Restrictions d’exploitation liées au bruit dans les aéroports de l’Union: règles et procédures
Le Conseil a convenu d'une orientation générale sur un projet de règlement mettant à jour la directive de 2002 concernant l'introduction de restrictions d'exploitation dans les aéroports de l'UE visant à limiter les nuisances sonores provenant du trafic aérien.
Une délégation, toutefois, aurait préféré que le texte prenne la forme juridique d'une directive plutôt que d'un règlement. En outre, elle conserve des doutes quant au droit de la Commission d'examiner les décisions relatives aux restrictions d'exploitation.
Le projet de règlement prévoit deux changements essentiels:
1) Préalablement à l'application d'une restriction d'exploitation, la Commission sera en droit d'examiner le processus suivi par l'autorité compétente pour introduire la restriction.

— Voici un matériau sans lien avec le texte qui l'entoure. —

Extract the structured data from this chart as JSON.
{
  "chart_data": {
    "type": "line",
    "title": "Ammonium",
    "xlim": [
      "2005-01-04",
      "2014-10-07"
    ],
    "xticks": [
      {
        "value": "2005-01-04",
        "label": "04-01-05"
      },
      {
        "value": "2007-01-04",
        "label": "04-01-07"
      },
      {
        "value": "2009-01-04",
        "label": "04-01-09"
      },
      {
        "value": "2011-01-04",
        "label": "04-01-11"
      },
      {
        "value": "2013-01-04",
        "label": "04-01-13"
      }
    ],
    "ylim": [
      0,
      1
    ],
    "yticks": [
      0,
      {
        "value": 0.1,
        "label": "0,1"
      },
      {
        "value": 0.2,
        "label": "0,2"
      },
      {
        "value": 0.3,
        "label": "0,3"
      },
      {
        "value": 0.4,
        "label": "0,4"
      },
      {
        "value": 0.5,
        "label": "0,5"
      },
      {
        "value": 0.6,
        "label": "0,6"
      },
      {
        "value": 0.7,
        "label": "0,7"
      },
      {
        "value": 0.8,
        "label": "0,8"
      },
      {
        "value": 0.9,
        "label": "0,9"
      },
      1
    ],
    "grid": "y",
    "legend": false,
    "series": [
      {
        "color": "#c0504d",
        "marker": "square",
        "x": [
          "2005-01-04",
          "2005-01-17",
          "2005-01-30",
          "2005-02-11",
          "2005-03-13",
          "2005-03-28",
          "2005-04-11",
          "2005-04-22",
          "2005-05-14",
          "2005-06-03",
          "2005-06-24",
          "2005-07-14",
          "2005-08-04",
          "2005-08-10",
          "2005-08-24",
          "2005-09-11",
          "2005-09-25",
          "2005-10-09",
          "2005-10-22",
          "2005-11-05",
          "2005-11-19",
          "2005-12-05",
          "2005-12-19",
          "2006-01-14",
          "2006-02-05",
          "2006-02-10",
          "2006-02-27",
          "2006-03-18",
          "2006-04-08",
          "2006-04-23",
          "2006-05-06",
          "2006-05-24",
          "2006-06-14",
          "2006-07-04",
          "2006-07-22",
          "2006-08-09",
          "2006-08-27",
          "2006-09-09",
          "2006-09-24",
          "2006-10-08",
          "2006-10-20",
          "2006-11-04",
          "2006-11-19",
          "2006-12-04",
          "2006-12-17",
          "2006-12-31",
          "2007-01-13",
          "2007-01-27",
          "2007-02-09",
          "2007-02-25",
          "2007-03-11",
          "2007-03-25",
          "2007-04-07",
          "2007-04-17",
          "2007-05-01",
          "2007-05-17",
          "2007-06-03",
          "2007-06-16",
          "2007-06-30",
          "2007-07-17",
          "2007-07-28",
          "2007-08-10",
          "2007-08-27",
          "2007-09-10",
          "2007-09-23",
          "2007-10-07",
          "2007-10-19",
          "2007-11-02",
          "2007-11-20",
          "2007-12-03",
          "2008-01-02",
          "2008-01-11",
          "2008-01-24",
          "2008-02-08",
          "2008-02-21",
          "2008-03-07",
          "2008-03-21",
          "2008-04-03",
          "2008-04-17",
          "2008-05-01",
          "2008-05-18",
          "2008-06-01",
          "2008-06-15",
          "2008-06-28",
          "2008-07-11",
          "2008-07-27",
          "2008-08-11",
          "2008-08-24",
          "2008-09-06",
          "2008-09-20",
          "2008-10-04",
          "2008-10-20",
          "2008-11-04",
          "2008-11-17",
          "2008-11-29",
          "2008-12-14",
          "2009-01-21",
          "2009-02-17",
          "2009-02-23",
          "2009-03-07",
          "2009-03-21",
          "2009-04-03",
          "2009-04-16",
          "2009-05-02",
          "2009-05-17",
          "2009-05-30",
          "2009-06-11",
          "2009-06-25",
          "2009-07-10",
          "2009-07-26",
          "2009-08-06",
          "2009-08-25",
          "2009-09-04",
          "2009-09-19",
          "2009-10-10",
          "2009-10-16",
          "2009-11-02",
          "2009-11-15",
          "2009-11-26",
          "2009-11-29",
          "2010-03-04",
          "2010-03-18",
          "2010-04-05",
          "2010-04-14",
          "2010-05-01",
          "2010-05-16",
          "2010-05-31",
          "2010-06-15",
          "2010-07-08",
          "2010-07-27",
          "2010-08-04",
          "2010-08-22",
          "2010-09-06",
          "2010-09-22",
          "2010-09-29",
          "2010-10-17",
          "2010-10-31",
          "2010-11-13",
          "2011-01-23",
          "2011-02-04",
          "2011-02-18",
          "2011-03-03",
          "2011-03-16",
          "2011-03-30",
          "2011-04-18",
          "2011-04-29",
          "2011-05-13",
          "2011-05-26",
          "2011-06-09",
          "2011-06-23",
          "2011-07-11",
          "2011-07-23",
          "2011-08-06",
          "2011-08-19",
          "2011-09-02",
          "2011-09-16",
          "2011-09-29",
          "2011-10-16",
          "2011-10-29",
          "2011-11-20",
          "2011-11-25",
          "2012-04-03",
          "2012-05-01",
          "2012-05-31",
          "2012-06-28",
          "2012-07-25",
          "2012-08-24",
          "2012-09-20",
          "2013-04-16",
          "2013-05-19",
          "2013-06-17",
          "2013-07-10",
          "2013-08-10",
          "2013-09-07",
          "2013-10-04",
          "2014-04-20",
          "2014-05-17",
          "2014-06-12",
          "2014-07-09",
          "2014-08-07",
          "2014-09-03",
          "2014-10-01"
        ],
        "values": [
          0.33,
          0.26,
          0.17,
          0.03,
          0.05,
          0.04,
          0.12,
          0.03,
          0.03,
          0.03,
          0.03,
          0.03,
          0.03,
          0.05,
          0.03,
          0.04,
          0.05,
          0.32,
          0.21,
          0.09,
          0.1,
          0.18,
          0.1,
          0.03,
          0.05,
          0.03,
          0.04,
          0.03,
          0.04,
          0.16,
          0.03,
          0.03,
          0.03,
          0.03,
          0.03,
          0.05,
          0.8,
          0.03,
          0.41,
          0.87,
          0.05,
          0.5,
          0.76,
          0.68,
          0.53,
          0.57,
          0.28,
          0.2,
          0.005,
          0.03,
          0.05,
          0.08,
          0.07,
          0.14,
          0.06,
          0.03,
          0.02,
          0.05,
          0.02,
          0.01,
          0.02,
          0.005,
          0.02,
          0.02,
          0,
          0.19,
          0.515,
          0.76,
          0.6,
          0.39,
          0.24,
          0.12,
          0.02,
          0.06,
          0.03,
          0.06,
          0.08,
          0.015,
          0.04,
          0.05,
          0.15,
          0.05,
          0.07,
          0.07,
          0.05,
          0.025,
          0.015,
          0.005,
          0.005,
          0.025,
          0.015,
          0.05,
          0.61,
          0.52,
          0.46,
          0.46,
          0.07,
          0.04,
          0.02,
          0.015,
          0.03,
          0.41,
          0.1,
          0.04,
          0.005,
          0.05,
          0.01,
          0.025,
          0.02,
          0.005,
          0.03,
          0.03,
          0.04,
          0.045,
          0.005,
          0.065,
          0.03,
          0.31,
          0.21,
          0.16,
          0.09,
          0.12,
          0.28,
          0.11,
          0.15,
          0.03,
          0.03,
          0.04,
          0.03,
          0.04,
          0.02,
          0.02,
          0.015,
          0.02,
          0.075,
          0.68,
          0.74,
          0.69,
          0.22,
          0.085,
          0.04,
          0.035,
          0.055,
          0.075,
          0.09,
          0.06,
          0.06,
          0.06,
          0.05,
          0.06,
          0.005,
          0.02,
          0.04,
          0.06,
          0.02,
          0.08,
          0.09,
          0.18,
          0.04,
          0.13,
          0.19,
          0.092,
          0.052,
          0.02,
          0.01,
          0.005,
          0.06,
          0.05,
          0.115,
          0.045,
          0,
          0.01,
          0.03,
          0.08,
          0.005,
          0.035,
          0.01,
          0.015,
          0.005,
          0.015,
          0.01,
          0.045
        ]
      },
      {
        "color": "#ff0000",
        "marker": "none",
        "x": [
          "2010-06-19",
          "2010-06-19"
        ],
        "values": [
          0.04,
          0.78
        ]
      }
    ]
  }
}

Si la Commission considère que le processus ne satisfait pas aux dispositions du règlement, elle adresse une notification à l'autorité, qui doit tenir dûment compte des observations de la Commission.
Ce nouveau dispositif d'examen est destiné à réduire le risque de différends internationaux dans le cas où les mesures de restriction auraient une incidence sur des transporteurs de pays tiers.
Les délégations n'ont pas accepté la proposition initiale de la Commission prévoyant qu'elle puisse suspendre les restrictions d'exploitation liées au bruit proposées par un État membre.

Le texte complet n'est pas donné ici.